Но завтрак, по-видимому, не обещал особенного веселья. Петиметры-куртизаны были в восторге, старались изо всех сил вести оживленный разговор, но шутки их казались плоскими и остроты незабавными.

Зубов сидел у письменного стола и, зевая, предавался своему любимому занятию — пересыпанию бриллиантов и драгоценных камней из ладони в ладонь и на стол. У него для этого была целая шкатулка, верхом наполненная камнями.

— Боже мой, какая тоска все-таки! — зевая, проговорил он. — До вечера еще сколько времени осталось, нужно прожить его, а делать нечего.

— А что же вечером? — спросили его.

— Вечером хоть комедия в театре, авось, она позабавит.

— А вот если устроить "живую комедию" сейчас? — сказал кто-то из петиметров.

— Как же сейчас?

— Да так, ваше сиятельство! Вот Борзой чудеса рассказывал про какого-то «соважа», который очень интересен; если бы вы приказали ему привезти эту занятную персону сюда, может быть, презабавный бы фарс вышел.

Зубов улыбнулся и сказал:

— А в самом деле, поезжай, Борзой.

Этого, разумеется, было достаточно, чтобы Борзой полетел кубарем и через короткое время явился с Красноярским.

Сначала, как только Борзой явился за ним, Ваня ни за что не хотел ехать к Зубову.

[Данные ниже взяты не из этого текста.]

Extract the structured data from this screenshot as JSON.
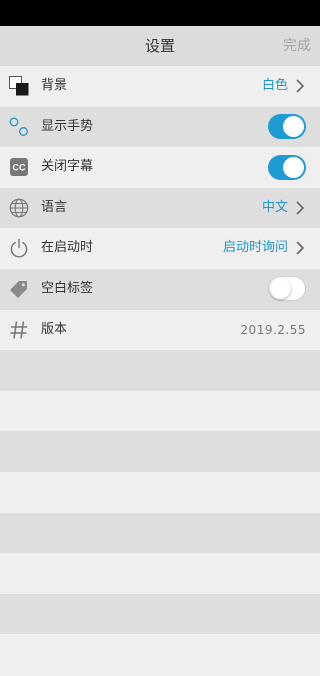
{
  "header": {
    "title": "设置",
    "done_label": "完成"
  },
  "settings": {
    "background": {
      "label": "背景",
      "value": "白色"
    },
    "gestures": {
      "label": "显示手势",
      "enabled": true
    },
    "captions": {
      "label": "关闭字幕",
      "enabled": true
    },
    "language": {
      "label": "语言",
      "value": "中文"
    },
    "startup": {
      "label": "在启动时",
      "value": "启动时询问"
    },
    "blank_tab": {
      "label": "空白标签",
      "enabled": false
    },
    "version": {
      "label": "版本",
      "value": "2019.2.55"
    }
  },
  "colors": {
    "accent": "#1e9bd3",
    "header_bg": "#dcdcdc",
    "row_dark": "#dedede",
    "row_light": "#efefef"
  },
  "icons": [
    "background-icon",
    "gesture-icon",
    "cc-icon",
    "globe-icon",
    "power-icon",
    "tag-icon",
    "hash-icon",
    "chevron-right-icon"
  ]
}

С каждым днем его пребывания в Петербурге чад и угар окружавшей его жизни охватывали его все более и более. Наяву и во сне, в особенности во сне, он грезил деньгами, при посредстве которых мог бы зажить вольготно и счастливо. Счастье заключалось в равенстве с такими людьми, как Борзой и его товарищи. Конечно, Красноярский рассчитывал служить и заниматься службой, быть дельнее этих людей, но во внешности, в обстановке он чувствовал необходимость по возможности не отстать от них.

Теперь комнаты, в которых он жил и которые в день приезда показались ему такими роскошными, были слишком просты для него; свой лучший кафтан (сколько говорилось об этом кафтане в деревне и как хлопотали о нем, и как нравился он там всем!) он считал "постыдным"…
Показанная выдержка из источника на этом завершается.